# Bristol tomorrow



## JIMY (Feb 24, 2011)

Hi all
we are visiting our daughter in bristol tomorrow . cc site is full any other suggestions?
Thanks in anticipation Jim


----------



## dalspa (Jul 1, 2008)

Have you rung the site direct? It's nearly always showing as fully booked on the website, but we have often got in at the last minute by telephoning.

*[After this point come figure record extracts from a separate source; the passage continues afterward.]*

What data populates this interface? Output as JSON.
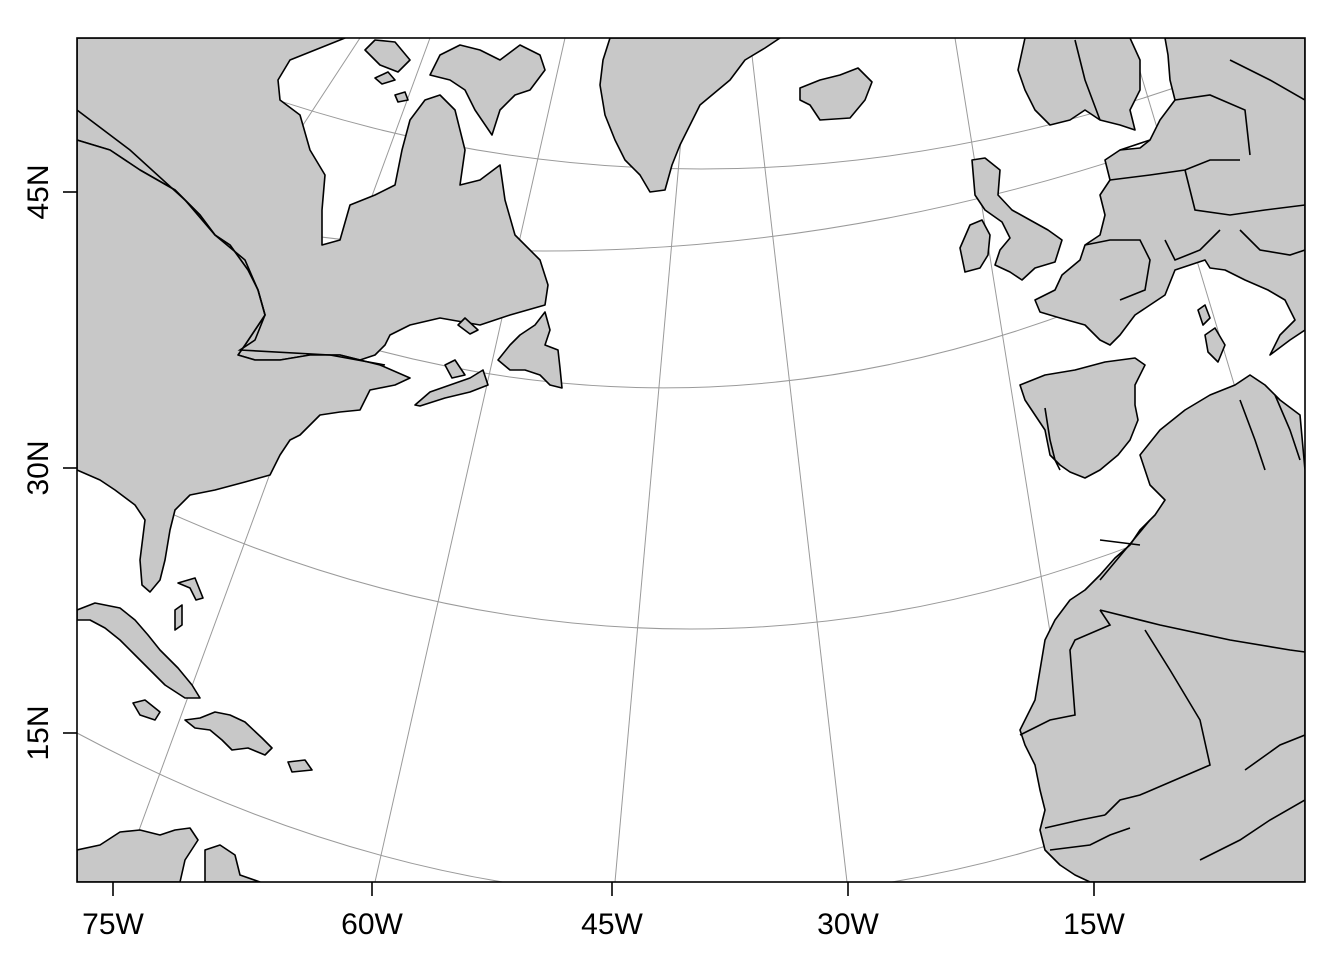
{
  "map": {
    "projection": "conic",
    "colors": {
      "land": "#c8c8c8",
      "border": "#000000",
      "graticule": "#9a9a9a",
      "background": "#ffffff"
    },
    "x_axis_labels": [
      "75W",
      "60W",
      "45W",
      "30W",
      "15W"
    ],
    "y_axis_labels": [
      "45N",
      "30N",
      "15N"
    ]
  }
}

Our son (he organised the recent gorilla display in and around the centre) lives in Bristol - the CC booking system makes it difficult to make visiting arrangements, unless using a last minute cancellation.
David


----------



## sqeek (Nov 25, 2007)

just in case you don't have this link

Paul

http://www.ukcampsite.co.uk/sites/results3.asp?search=bristol&by=town


----------



## duds (Sep 23, 2007)

Our son lives in Bristol and we were told by CC warden in May thsi year that site is fully booked weekends until December. The fact is there are no other local camping sites we have found. Bath Chew valley CC site is not far and excellent. There are a few certificated CC sites in the Bristol 5 mile area


----------



## JIMY (Feb 24, 2011)

thanks for response will try again tomorrow for any cancellations
jim


----------



## loddy (Feb 12, 2007)

there is a CL at Clevedon junc 20 M5 only 20 minutes to the centre of Bristol, just off motorway, left at r/b 1st left, 1st left ( wrangle farm green ) right at tee, 40 yds on your right. Hurn Road. they have leccy, toilets and I think a shower.

Loddy


----------